Rescaling the Voice: Innovations in Standardized Perceptual Assessment
Background/Rationale: Ideal clinical outcome measures for voice quality would be characterized by strong scientific validity, and result in measurements that are highly precise, repeatable, and with known mathematical properties that allow intuitive use and interpretation. While valid, current clinical practice of using the Consensus Auditory-Perceptual Evaluation of Voice (CAPE-V), often suffers from poor reliability within and across raters and yields limited protocol adherence. Furthermore, the ordinal properties of CAPE-V are ill-suited for quantification of outcomes. One approach has developed dimension-specific scales for clinical use with standard physical units similar to the Sone loudness scale. More recently, three-dimensional (breathiness, roughness, strain) scales were developed to capture and account for natural covariance across these dimensions.
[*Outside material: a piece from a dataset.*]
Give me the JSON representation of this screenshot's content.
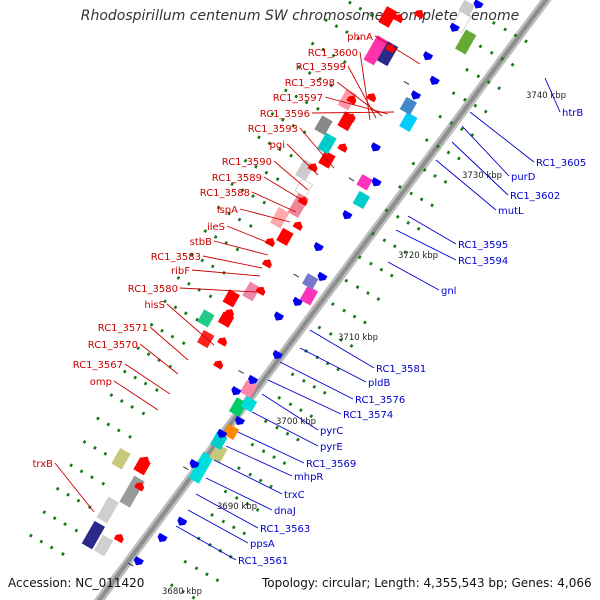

Objective: To evaluate the reliability and validity of a novel three-dimensional matching task (QualEVox3D) designed for clinical use.
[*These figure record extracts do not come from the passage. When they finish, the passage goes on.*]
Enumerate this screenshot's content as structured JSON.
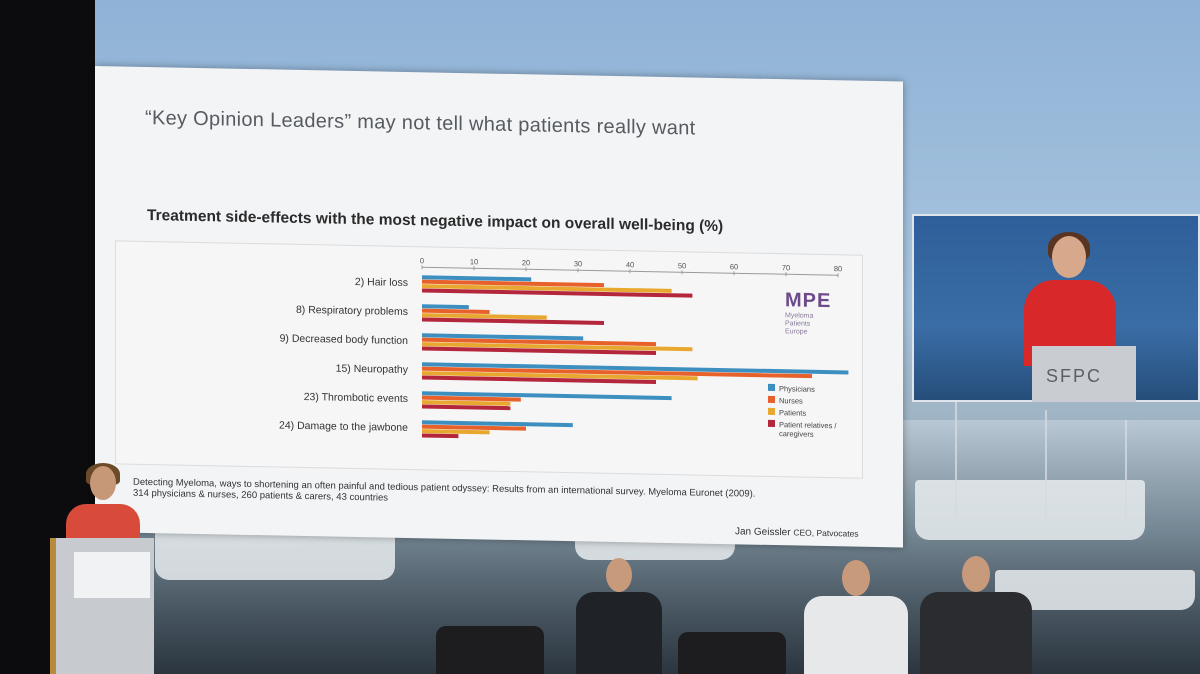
{
  "slide": {
    "headline": "“Key Opinion Leaders” may not tell what patients really want",
    "chart_title": "Treatment side-effects with the most negative impact on overall well-being (%)",
    "logo": {
      "mark": "MPE",
      "sub": [
        "Myeloma",
        "Patients",
        "Europe"
      ]
    },
    "source": [
      "Detecting Myeloma, ways to shortening an often painful and tedious patient odyssey: Results from an international survey. Myeloma Euronet (2009).",
      "314 physicians & nurses, 260 patients & carers, 43 countries"
    ],
    "author": "Jan Geissler",
    "author_org": "CEO, Patvocates"
  },
  "inset": {
    "label": "SFPC"
  },
  "chart_data": {
    "type": "bar",
    "orientation": "horizontal",
    "title": "Treatment side-effects with the most negative impact on overall well-being (%)",
    "xlim": [
      0,
      80
    ],
    "ticks": [
      0,
      10,
      20,
      30,
      40,
      50,
      60,
      70,
      80
    ],
    "categories": [
      "2) Hair loss",
      "8) Respiratory problems",
      "9) Decreased body function",
      "15) Neuropathy",
      "23) Thrombotic events",
      "24) Damage to the jawbone"
    ],
    "series": [
      {
        "name": "Physicians",
        "color": "#3d8fbf",
        "values": [
          21,
          9,
          31,
          82,
          48,
          29
        ]
      },
      {
        "name": "Nurses",
        "color": "#e8602a",
        "values": [
          35,
          13,
          45,
          75,
          19,
          20
        ]
      },
      {
        "name": "Patients",
        "color": "#e8a830",
        "values": [
          48,
          24,
          52,
          53,
          17,
          13
        ]
      },
      {
        "name": "Patient relatives / caregivers",
        "color": "#b3263b",
        "values": [
          52,
          35,
          45,
          45,
          17,
          7
        ]
      }
    ],
    "legend": "right",
    "grid": false
  }
}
Methods: Sustained /a/ phonations from 30 children with glottal vibratory source (GVS) and 30 children with supraglottal vibratory source (SGVS) were used in perceptual testing. In the QualEVox3D matching task, listeners (7 adults; 4 females, 3 males; mean age 27 years) matched dysphonic stimuli to synthetic comparisons by simultaneously adjusting signal-to-noise ratio (breathiness), amplitude modulation depth (roughness), and bandpass filter gain (strain) of a standard comparison signal. A three-dimensional magnitude estimation (3DME) task was also completed and both data sets were compared to CAPE-V ratings from three experts.
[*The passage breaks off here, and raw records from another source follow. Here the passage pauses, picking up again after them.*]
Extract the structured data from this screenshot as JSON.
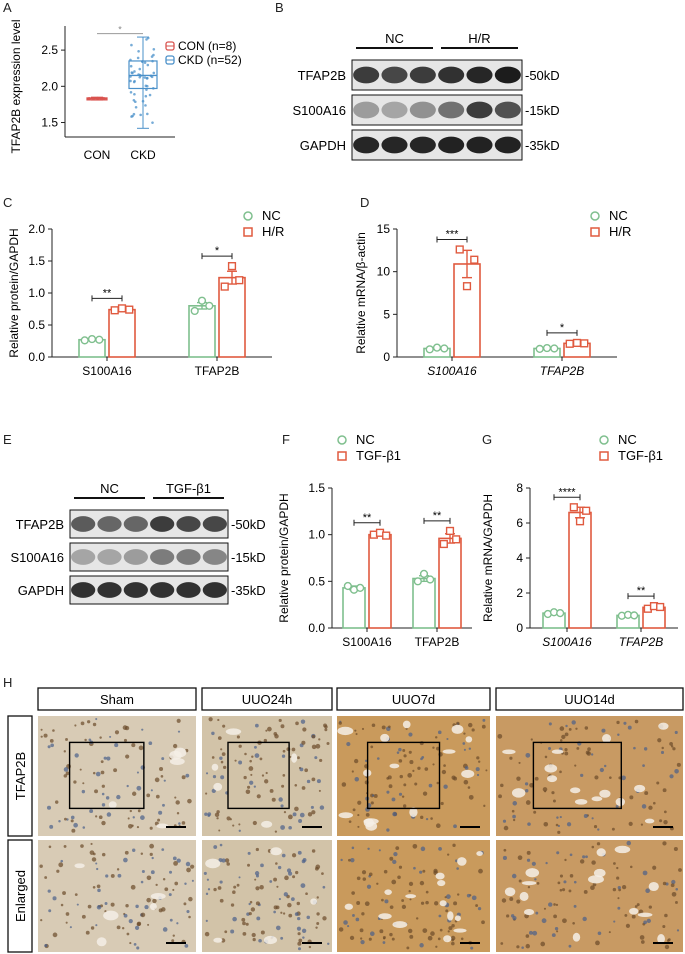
{
  "panels": {
    "A": {
      "letter": "A",
      "chart_data": {
        "type": "box",
        "ylabel": "TFAP2B expression level",
        "categories": [
          "CON",
          "CKD"
        ],
        "yticks": [
          "1.5",
          "2.0",
          "2.5"
        ],
        "ylim": [
          1.3,
          2.75
        ],
        "legend": [
          "CON (n=8)",
          "CKD (n=52)"
        ],
        "colors": [
          "#d9534f",
          "#4a90c9"
        ],
        "boxes": [
          {
            "median": 1.83,
            "q1": 1.82,
            "q3": 1.84,
            "min": 1.81,
            "max": 1.85
          },
          {
            "median": 2.15,
            "q1": 1.97,
            "q3": 2.35,
            "min": 1.42,
            "max": 2.68
          }
        ],
        "sig": "*"
      }
    },
    "B": {
      "letter": "B",
      "groups": [
        "NC",
        "H/R"
      ],
      "rows": [
        "TFAP2B",
        "S100A16",
        "GAPDH"
      ],
      "sizes": [
        "-50kD",
        "-15kD",
        "-35kD"
      ]
    },
    "C": {
      "letter": "C",
      "chart_data": {
        "type": "bar",
        "ylabel": "Relative  protein/GAPDH",
        "categories": [
          "S100A16",
          "TFAP2B"
        ],
        "italic_categories": false,
        "yticks": [
          "0.0",
          "0.5",
          "1.0",
          "1.5",
          "2.0"
        ],
        "ylim": [
          0,
          2.0
        ],
        "series": [
          {
            "name": "NC",
            "values": [
              0.27,
              0.8
            ],
            "points": [
              [
                0.26,
                0.28,
                0.27
              ],
              [
                0.72,
                0.88,
                0.8
              ]
            ],
            "err": [
              0.01,
              0.05
            ]
          },
          {
            "name": "H/R",
            "values": [
              0.74,
              1.24
            ],
            "points": [
              [
                0.73,
                0.76,
                0.74
              ],
              [
                1.1,
                1.42,
                1.2
              ]
            ],
            "err": [
              0.01,
              0.1
            ]
          }
        ],
        "sig": [
          "**",
          "*"
        ],
        "legend": [
          "NC",
          "H/R"
        ]
      }
    },
    "D": {
      "letter": "D",
      "chart_data": {
        "type": "bar",
        "ylabel": "Relative  mRNA/β-actin",
        "categories": [
          "S100A16",
          "TFAP2B"
        ],
        "italic_categories": true,
        "yticks": [
          "0",
          "5",
          "10",
          "15"
        ],
        "ylim": [
          0,
          15
        ],
        "series": [
          {
            "name": "NC",
            "values": [
              1.0,
              1.0
            ],
            "points": [
              [
                0.9,
                1.1,
                1.0
              ],
              [
                0.95,
                1.05,
                1.0
              ]
            ],
            "err": [
              0.1,
              0.05
            ]
          },
          {
            "name": "H/R",
            "values": [
              10.9,
              1.6
            ],
            "points": [
              [
                12.6,
                8.3,
                11.4
              ],
              [
                1.55,
                1.65,
                1.6
              ]
            ],
            "err": [
              1.6,
              0.05
            ]
          }
        ],
        "sig": [
          "***",
          "*"
        ],
        "legend": [
          "NC",
          "H/R"
        ]
      }
    },
    "E": {
      "letter": "E",
      "groups": [
        "NC",
        "TGF-β1"
      ],
      "rows": [
        "TFAP2B",
        "S100A16",
        "GAPDH"
      ],
      "sizes": [
        "-50kD",
        "-15kD",
        "-35kD"
      ]
    },
    "F": {
      "letter": "F",
      "chart_data": {
        "type": "bar",
        "ylabel": "Relative  protein/GAPDH",
        "categories": [
          "S100A16",
          "TFAP2B"
        ],
        "italic_categories": false,
        "yticks": [
          "0.0",
          "0.5",
          "1.0",
          "1.5"
        ],
        "ylim": [
          0,
          1.5
        ],
        "series": [
          {
            "name": "NC",
            "values": [
              0.43,
              0.53
            ],
            "points": [
              [
                0.45,
                0.41,
                0.43
              ],
              [
                0.5,
                0.58,
                0.52
              ]
            ],
            "err": [
              0.02,
              0.03
            ]
          },
          {
            "name": "TGF-β1",
            "values": [
              1.0,
              0.96
            ],
            "points": [
              [
                1.0,
                1.02,
                0.99
              ],
              [
                0.9,
                1.04,
                0.95
              ]
            ],
            "err": [
              0.01,
              0.05
            ]
          }
        ],
        "sig": [
          "**",
          "**"
        ],
        "legend": [
          "NC",
          "TGF-β1"
        ]
      }
    },
    "G": {
      "letter": "G",
      "chart_data": {
        "type": "bar",
        "ylabel": "Relative  mRNA/GAPDH",
        "categories": [
          "S100A16",
          "TFAP2B"
        ],
        "italic_categories": true,
        "yticks": [
          "0",
          "2",
          "4",
          "6",
          "8"
        ],
        "ylim": [
          0,
          8
        ],
        "series": [
          {
            "name": "NC",
            "values": [
              0.85,
              0.72
            ],
            "points": [
              [
                0.8,
                0.9,
                0.85
              ],
              [
                0.7,
                0.75,
                0.72
              ]
            ],
            "err": [
              0.05,
              0.03
            ]
          },
          {
            "name": "TGF-β1",
            "values": [
              6.6,
              1.18
            ],
            "points": [
              [
                6.9,
                6.1,
                6.7
              ],
              [
                1.1,
                1.25,
                1.2
              ]
            ],
            "err": [
              0.3,
              0.06
            ]
          }
        ],
        "sig": [
          "****",
          "**"
        ],
        "legend": [
          "NC",
          "TGF-β1"
        ]
      }
    },
    "H": {
      "letter": "H",
      "columns": [
        "Sham",
        "UUO24h",
        "UUO7d",
        "UUO14d"
      ],
      "rows": [
        "TFAP2B",
        "Enlarged"
      ]
    }
  },
  "colors": {
    "nc": "#7fbf8e",
    "treat": "#e05a3f",
    "axis": "#222222"
  }
}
Results: Using intra-class correlation coefficients [ICC (2,k)], initial results indicate strong intra- (r = 0.83 for roughness; 0.78 for breathiness; 0.72 for strain) and inter- (r = 0.95 for roughness; 0.93 for breathiness; 0.84 for strain) rater reliability for QualEVox3D. The raters yielded similarly high reliability within (r > 0.74) and across (r > 0.88) themselves in the 3DME task. Correlations among tasks using all 60 samples resulted in high and significant results between all three perceptual judgments (QualEVox3D units, 3DME estimates, and CAPE-V scores) for all three voice qualities (r values ranging from 0.75 to 0.96), supporting validity of the novel task.
Conclusions: These results provide evidence for the empirical validity of using QualEVox3D for evaluation of pediatric dysphonic voices.